Bazen bir an geliyor, insanın modu düşüyor. Bir olayla karşılaştığında, bir şey satın almak isteyip izni ya da imkanı olmadığında, bir arkadaşının tepkisine ya da çevreden aldığı bir eleştiriye üzülüyor insan. Ona takılıp kalıyor, günlük işlerine devam edemiyor, sorumluluklarını yerine getiremiyor.
Bu durumda değişken bir duygu insanın kontrolünü elinden almış oluyor. Uzmanlara göre böylesi durumlarda insan kendini tanıyarak ve kendine alan açarak duyguların üstesinden gelebiliyor. Kendini tanımak zaman ve emek istiyor, ancak insan bu çabanın sonucundan genellikle memnun oluyor.
İnsanın sınırlarını bilmesi, hangi durumlarda mutsuz olduğunu, hangi işe yönelerek bunun üstesinden gelebileceğini belirlemesi, amaçlarını ve araçları birbirinden ayırt etmesi yarar sağlıyor. Bir eylemi yaparken içinde ruhsal bir huzur hissediyorsa, dünyevi bir haz değil de daha derin bir mutluluk, huzur hissediyorsa bu eylem kendi potansiyelini gerçekleştirmeye daha yakın bir eylem. İnsanın negatif duygulara iten kişilerle bir aradayken onlardan uzaklaşması bile kendi varoluşu için olumlu bir adım.
İnsan mutsuzluğunu kendisine alan tanıyarak yönetebilir. Yerine getirmesi gereken sorumluluklarını aksatmadan kendine vakit ayırabilir. İşleri arasında öncelik belirleyerek bazı işlerinde esneklik gözetebilir.
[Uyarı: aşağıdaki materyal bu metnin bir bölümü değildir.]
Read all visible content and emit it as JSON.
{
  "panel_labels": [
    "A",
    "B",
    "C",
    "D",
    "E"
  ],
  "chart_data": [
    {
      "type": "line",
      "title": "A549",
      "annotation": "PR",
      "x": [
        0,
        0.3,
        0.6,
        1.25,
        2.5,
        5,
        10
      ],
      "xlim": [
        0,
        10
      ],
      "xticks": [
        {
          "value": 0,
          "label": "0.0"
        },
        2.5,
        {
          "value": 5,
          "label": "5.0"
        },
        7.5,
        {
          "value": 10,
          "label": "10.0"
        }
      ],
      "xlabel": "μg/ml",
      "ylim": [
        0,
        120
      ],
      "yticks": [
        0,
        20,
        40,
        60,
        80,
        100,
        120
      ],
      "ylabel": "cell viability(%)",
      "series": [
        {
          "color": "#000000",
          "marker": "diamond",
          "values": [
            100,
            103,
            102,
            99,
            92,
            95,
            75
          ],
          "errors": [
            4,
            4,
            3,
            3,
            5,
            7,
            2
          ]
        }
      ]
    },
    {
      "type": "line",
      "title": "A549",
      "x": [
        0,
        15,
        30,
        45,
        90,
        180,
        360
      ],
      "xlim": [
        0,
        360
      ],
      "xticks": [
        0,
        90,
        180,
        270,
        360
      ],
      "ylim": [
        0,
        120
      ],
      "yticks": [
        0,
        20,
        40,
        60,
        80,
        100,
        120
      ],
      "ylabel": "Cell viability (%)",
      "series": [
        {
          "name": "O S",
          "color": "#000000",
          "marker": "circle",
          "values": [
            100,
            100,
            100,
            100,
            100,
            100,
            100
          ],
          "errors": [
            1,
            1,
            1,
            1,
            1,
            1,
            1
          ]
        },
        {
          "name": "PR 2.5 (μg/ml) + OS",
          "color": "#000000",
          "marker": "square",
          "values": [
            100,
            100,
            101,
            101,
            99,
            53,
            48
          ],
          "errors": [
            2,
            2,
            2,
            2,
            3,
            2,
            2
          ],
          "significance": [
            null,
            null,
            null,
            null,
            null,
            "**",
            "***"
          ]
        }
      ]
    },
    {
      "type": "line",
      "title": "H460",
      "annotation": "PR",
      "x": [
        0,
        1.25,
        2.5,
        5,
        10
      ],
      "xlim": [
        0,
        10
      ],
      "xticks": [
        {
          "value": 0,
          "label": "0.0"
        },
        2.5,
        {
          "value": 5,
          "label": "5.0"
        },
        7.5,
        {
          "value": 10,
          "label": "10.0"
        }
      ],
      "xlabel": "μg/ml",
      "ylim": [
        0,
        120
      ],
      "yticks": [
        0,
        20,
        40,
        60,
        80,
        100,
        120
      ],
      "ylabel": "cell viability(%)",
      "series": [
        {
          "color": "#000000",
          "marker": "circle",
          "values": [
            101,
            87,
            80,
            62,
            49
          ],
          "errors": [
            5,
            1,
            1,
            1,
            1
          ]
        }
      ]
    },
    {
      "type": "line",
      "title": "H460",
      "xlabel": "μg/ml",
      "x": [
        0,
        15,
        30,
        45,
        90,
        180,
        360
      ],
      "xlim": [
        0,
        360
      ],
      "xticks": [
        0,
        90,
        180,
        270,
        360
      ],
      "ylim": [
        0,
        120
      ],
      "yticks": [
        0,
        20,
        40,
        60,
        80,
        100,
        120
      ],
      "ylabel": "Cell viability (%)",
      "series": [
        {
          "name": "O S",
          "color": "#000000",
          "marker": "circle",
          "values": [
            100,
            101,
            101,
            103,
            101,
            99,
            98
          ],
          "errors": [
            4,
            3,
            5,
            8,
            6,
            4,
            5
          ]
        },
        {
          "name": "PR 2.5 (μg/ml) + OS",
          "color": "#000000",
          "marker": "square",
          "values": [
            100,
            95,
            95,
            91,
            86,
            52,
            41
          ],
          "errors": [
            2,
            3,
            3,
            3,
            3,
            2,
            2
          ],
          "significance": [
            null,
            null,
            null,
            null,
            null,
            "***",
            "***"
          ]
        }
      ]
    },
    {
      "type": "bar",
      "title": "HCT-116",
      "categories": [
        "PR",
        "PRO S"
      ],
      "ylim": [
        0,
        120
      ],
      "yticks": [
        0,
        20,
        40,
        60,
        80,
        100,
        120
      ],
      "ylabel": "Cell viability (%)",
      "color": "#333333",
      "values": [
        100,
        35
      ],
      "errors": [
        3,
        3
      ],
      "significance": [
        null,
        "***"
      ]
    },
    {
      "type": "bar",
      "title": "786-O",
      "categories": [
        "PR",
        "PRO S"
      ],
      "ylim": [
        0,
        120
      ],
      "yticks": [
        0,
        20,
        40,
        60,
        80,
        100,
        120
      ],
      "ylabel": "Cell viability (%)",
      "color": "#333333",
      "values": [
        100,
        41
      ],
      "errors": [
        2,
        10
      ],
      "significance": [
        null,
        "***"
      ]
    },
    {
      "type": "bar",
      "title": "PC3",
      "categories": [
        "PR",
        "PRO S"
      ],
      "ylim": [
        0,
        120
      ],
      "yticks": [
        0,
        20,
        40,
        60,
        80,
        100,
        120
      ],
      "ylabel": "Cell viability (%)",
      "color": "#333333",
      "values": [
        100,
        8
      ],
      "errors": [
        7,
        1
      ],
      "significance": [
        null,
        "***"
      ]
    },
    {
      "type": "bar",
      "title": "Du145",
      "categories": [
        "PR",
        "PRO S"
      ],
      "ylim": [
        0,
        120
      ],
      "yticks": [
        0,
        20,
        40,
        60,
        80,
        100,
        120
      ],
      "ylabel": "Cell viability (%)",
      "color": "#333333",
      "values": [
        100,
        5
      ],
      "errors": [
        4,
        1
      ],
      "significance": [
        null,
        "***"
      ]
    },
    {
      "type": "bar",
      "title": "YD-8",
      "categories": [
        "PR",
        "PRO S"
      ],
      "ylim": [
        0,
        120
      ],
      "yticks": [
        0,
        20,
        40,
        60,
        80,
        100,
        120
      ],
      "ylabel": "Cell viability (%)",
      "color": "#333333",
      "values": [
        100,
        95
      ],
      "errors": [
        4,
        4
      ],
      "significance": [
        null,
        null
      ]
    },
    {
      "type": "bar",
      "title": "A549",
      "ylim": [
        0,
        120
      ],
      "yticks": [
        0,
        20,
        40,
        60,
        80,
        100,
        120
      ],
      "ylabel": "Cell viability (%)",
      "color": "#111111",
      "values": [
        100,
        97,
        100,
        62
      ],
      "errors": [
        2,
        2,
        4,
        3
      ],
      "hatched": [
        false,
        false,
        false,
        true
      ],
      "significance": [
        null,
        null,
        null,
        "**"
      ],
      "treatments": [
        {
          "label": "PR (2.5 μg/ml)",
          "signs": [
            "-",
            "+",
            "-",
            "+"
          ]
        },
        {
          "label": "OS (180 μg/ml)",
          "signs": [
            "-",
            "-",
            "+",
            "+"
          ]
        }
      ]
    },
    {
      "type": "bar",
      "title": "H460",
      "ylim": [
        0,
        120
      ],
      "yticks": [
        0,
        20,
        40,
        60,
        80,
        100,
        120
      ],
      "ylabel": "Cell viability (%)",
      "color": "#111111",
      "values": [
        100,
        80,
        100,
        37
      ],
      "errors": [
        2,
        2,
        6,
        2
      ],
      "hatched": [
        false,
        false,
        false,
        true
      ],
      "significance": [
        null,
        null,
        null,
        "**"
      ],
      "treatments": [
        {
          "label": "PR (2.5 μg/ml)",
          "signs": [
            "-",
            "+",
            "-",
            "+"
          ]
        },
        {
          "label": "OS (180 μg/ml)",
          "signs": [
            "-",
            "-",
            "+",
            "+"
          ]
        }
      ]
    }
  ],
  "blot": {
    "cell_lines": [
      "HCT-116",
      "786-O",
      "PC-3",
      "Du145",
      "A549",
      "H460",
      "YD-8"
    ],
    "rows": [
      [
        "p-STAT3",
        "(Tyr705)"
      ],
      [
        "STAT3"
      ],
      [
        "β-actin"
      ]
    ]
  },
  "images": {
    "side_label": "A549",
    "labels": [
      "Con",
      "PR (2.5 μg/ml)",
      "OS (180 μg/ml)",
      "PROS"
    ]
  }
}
Kendisiyle baş başa kaldıktan sonra yenilenerek, motive olarak, geri dönerek mutsuzluğunu yönetmesi mümkün.
İnsan nasıl yaşam doyumu elde eder?
Varoluşsal ve pozitif psikolojinin ardından ortaya çıkan maneviyat psikolojisinde insanın hayattaki anlam arayışını maneviyatta bulacağı sonucuna varılıyor. İnancın ve manevi değerlerin insanı daha anlamlı hissettirdiği ortaya koyuluyor. İnsana niçin yaşadığı sorusunun cevabını bulmak bu hayatı anlamlı kılar.
Manevi değerler inançla birleştiğinde; amaç ile anlam beraber olduğunda insan doyum sağlıyor. Doyum insanı yaşama güdülüyor ve motive ediyor.
İnsan "Ben niçin varım? Nereden geliyor nereye gidiyorum? Hayattaki hedefim nedir?" sorularına cevap verebildiğinde ve bunu insanlara faydalı olmak ve Yaratıcının hoşnutluğunu kazanmak gibi manevi ve uzun vadeli çıtalara bağlayabildiğinde daha çok doyum sağlıyor.
İnsan, zihin, beden ve ruhtan oluşan bir bütün olarak tanımlanıyor. İnsan bir küreye benzetildiğinde biyolojik yapı en dış katmanı, psikolojik yapı orta katmanı, inanç ve maneviyat ise merkez-çekirdek katmanı oluşturuyor.
İnsan biyolojisi fiziksel etkenlerle; insan psikolojisi duygusal etkenlerle, hayal gücü ve akıl kullanarak iletişim ve etkileşim halinde. İnanç ve maneviyat düzlemininse fiziksel mesafelere, zaman ve mekan kavramına bağlı olmadan manevi etkenlere erişebildiği ve evrensel bir bağ kurabildiği belirtiliyor. Bilim insanları bu bütünsel modeli açıklayarak, insanın biyolojik, psikolojik ve inancı esas alan manevi boyutunun da kendi içinde sürekli temas ve etkileşim halinde olduğunu vurguluyor.
Bir ruhsal donanım gücü olarak tanımlanan inanç, kişinin psikolojik dayanıklılığını destekler, belirsizlik zamanlarında davranışları yönlendirerek, yeniden düzenleyerek, deneyimlerinde anlam bulabileceği evrensel bir yapı sağlayarak, hayatın zorluklarıyla başa çıkmasına yardımcı olur, insana umut ve destek verir.
Araştırmalarda manevi inançlı kişilerin genel olarak sağlıklı ve yaşam doyumuna sahip kişiler olduğu ve yaşam sürelerinin daha uzun olduğu belirtiliyor.